August 25, 2006

All systems are real-time and need extra processing power

Real-time systems have much hype on them and as always need a special form of speech to cover the shortcuts. In case of real-time such speech is about "soft real-time".

The problem is - "hard real-time systems" (the ones that ALWAYS meet execution deadlines) are fiendishly difficult to build, especially on the mainstream hardware, using mainstream practices, for any kind of realistic load.

"Soft real-time" systems are thus not required to always meet execution deadlines, but rather have a probabilistic process imposed on them. Yes, it's bad if you fail to react in time, but it's still better if you react 3 ms late 40% of time than 10 ms late 10% of time (depends on the application of course).
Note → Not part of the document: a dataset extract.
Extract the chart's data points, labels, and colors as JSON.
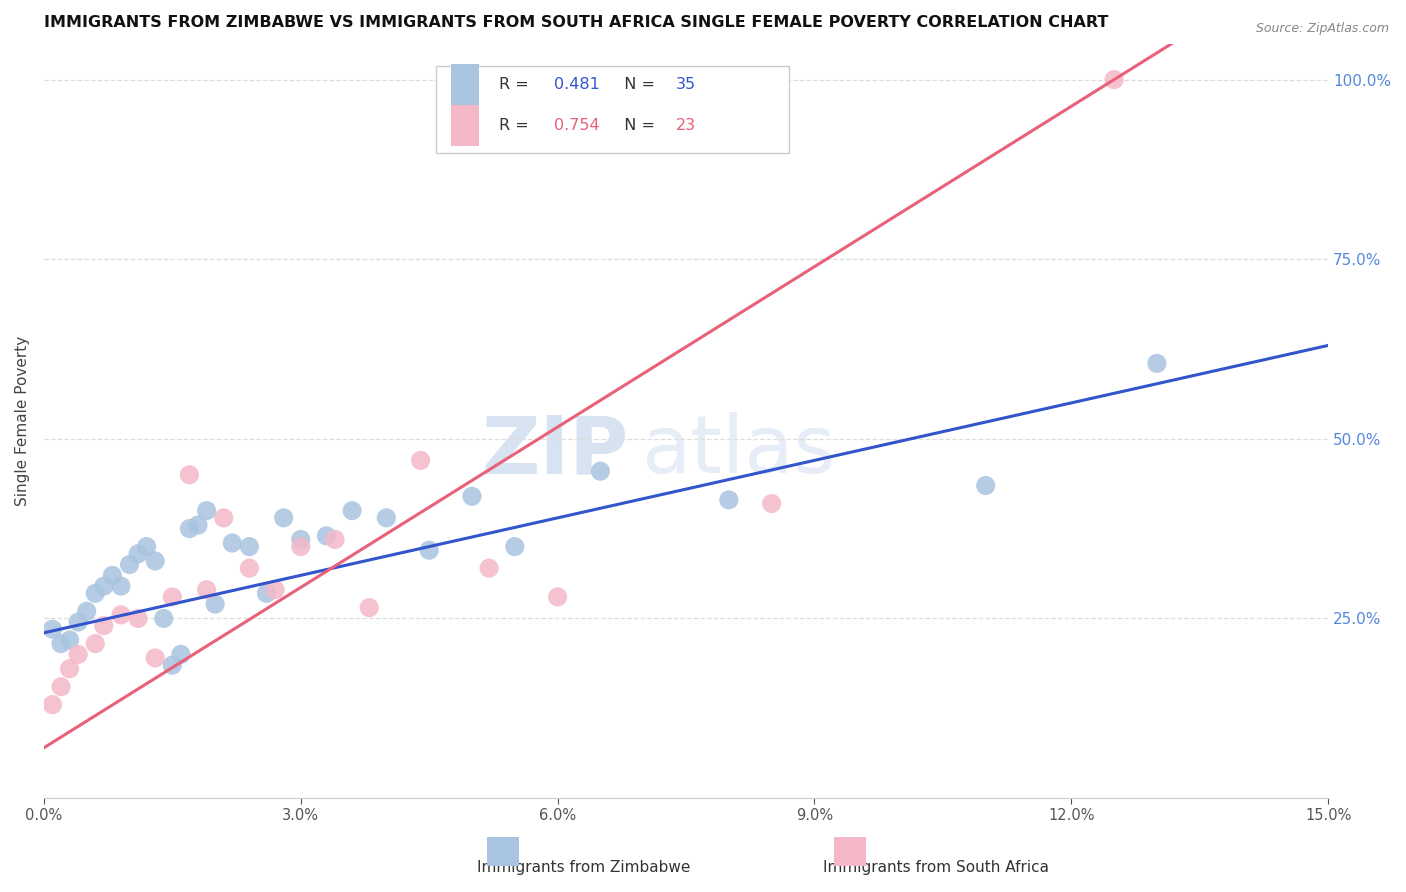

But then, aren't all systems real-time ? After all, noone needs a system which never finishes processing, and it's better doing it sooner than later. Systems may have more or less relaxed requirements, but it's the same probabilistic process, for example 90% of users would wait 5 seconds for a transaction to complete, but only 10% wouldn't be calling tech support upon a 30 seconds delay.

Look closely at the word "real-time" itself. Everything is executed in real time, all processes have references to time flowing by, executions have starts and stops and whether or not they've been a success is determined by an external entity (a user in most cases) and timing is not the last criteria.

Anyhow, I'd like to point out one other thing. There is this theorem which says that for a real-time system to meet its deadlines under certain conditions, it must have a significant fraction of CPU processing power free. If I remember correctly, the exact top load percentage is around 70%, which means that if the CPU is busy more than that, the system starts missing deadlines.

If this result is blindly (or philosophically) applied to all the systems, it leads to an interesting conclusion - no system should be functioning under stress load (perhaps above the mentioned 70% CPU), otherwise it starts slipping behind the schedule and, being real-time, degrades its service significantly.

It would thus be a mistake to believe that an application quality of service would remain steady across all of the CPU load scale. Instead, as CPU usage climbs up to 70%, the application may scale perfectly linearly, but as the load keeps rising, the scaling breaks. It's therefore more safe to consider 70% to be the top acceptable load and start adding more processing power as this line is crossed.